Ilustração de Tiago Berao para a edição de Vitória feita pela TAG Ilustração de Tiago Berao para a edição de Vitória feita pela TAG Share this post

A maior charada crítica da literatura brasileira é também a mais popular: Capitu traiu ou não traiu Bentinho? A verdade é que, reféns de um narrador interessado e bandeirosamente inconfiável, nunca saberemos. A indeterminação que mora no coração de Dom Casmurro é uma ventoinha que não para de girar: quando respondemos que sim, é não; e vice-versa. (A resposta mais satisfatória para mim é que não sabemos, mas, se traiu, foi bem feito.)

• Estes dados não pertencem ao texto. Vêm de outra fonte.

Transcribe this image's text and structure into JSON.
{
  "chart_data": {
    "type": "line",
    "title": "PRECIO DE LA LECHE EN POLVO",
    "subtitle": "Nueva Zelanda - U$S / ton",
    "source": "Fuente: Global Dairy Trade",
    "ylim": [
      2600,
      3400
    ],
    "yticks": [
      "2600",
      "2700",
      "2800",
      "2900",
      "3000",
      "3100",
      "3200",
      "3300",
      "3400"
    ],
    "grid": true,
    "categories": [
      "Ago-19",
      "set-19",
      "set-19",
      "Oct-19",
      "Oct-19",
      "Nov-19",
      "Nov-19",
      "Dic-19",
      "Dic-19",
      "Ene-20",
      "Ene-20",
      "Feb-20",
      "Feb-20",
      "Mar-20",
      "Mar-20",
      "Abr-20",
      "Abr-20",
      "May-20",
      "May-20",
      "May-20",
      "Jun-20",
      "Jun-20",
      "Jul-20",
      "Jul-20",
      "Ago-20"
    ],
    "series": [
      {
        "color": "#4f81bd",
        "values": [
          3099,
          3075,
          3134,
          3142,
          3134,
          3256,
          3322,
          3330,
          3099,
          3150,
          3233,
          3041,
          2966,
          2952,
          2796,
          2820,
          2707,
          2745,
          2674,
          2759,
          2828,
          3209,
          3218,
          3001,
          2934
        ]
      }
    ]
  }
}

A ambiguidade insolúvel responde por grande parte da grandeza artística de um romance que, sem ela, correria o risco de ser rebaixado a uma competente trivialidade romântica (ah, a injustiçada esposa virtuosa!) ou realista (ah, o adultério e seus desdobramentos trágicos!). Muita gente boa já disse que à literatura não cabe oferecer respostas, mas formular perguntas interessantes. A verdade humana raramente é unívoca.

Esse elogio da ambiguidade está aqui para enfatizar o valor incalculável de um livraço como Vitória. O romance é, disparado, o que mais me impressionou entre os que até hoje comentei nesta coluna (que também é ambígua – meio resenha, meio crônica ou papo de bar). Por isso mesmo, não cabe aqui. Não caberia se eu tivesse cem páginas para preencher.

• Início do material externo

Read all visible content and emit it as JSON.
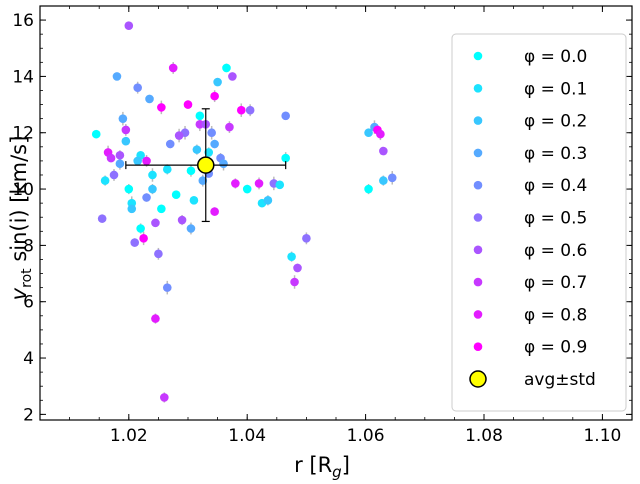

Dá, isso sim, para começar a fazer uma lista (spoilers em profusão, cuidado) das ambiguidades que Joseph Conrad espalha sutilmente em Vitória, com uma sabedoria artística quase sobrenatural. A começar por estilo e estrutura da própria narrativa. Estamos diante de um romance de aventura ou de um romance de ideias? Um thriller de gelar a espinha, uma alegoria filosófica pessimista ou uma das mais belas histórias de amor já escritas?

Por que o livro começa a ser narrado em primeira pessoa por alguém que não chega a se constituir como personagem, em tom de crônica amena de certa região do Pacífico, se esse ponto de vista externo vai ser inteiramente abandonado no correr da narrativa? O livro faz a defesa da paixão e do envolvimento com a bagunça do mundo, condenando o isolamento e a superioridade moral inoculados no filho pelo pai de Axel Heyst, ou será o contrário?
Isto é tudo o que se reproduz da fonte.